Self-learning app warns for water-related conflicts
The Water, Peace and Security (WPS) partnership has launched a self-learning app that can predict water-related risk violent conflicts up to 12 months ahead of time. It enables governments and local stakeholders to intervene and help defuse conflicts.
Dutch minister Sigrid Kaag for Foreign Trade and Development Cooperation presented the tool at the World Meteorological Organization in Geneva on 5 December.
According to the Water, Peace and Security (WPS) partnership, the app predicts conflicts about water are likely to flare up in Iraq, Mali and India in the coming year.
The early warning tool spots the likelihood of conflicts - including water-related violence - in Iran, Nigeria and Pakistan.
The WPS Global Early Warning Tool uses machine learning and makes predictions based on the analyses of patterns between violent conflict and more than 80 environmental, economic and social variables going back 20 years, and the comparison of those patterns to current conditions to pinpoint potential hot spots.
This includes data on precipitation and droughts from satellite sources, and socio-economic and demographic data on everything from population density to past patterns of violence. The tool has been trialled in Mali where water scarcity is a factor in violence between Dogon farmers and Fulani herders. According to the WSP partnership the trials suggested an 86 percent success rate in identifying conflicts with 10 casualties or more.

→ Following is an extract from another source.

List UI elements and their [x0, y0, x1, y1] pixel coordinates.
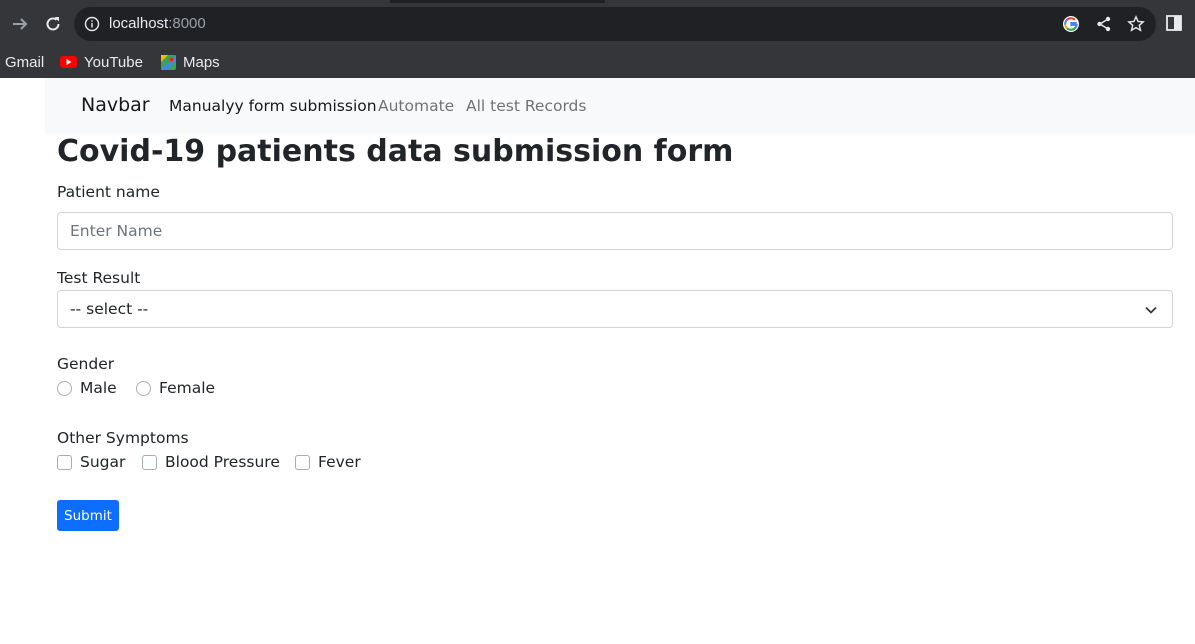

Karin Meijer, senior researcher water scarcity at research institute Deltares, is one of the pioneers of scientific research on water-related conflicts. She thinks it is crucial to better understand people’s response to water shortage and that this tool can help to prevent conflicts.
‘In the regions in which we work we aim to develop, together with local researchers, policy makers and NGOs, a better understanding of how people respond to situations of water shortage, in combination with all other social economic and institutional factors’, she says. ‘This understanding is pertinent to assess the possible consequences of water shortage and, what is even more important, to implement effective interventions to prevent these consequences’, Meijer adds.
Overlooked risk factor
‘Water is often an overlooked risk factor in conflict,” said Charles Iceland, a senior water expert at the World Resources Institute, part of the WPS partnership. ‘This could be a breakthrough in development and peacekeeping operations, giving time to intervene before bloodshed occurs.’
About WSP partnership
The Water, Peace and Security partnership is comprised of six organizations who specialize in environment, development and international security: IHE Delft, World Resources Institute, Deltares, The Hague Center for Strategic Studies, International Alert and Wetlands International.
There are three affiliated partners, including the Pacific Institute, Oregon State University, and New America. After two years of development the combined validated knowledge, skills and the access to various networks, the website including the tool was launched today.
The WPS Global Early Warning Tool can be explored on the WPS-website.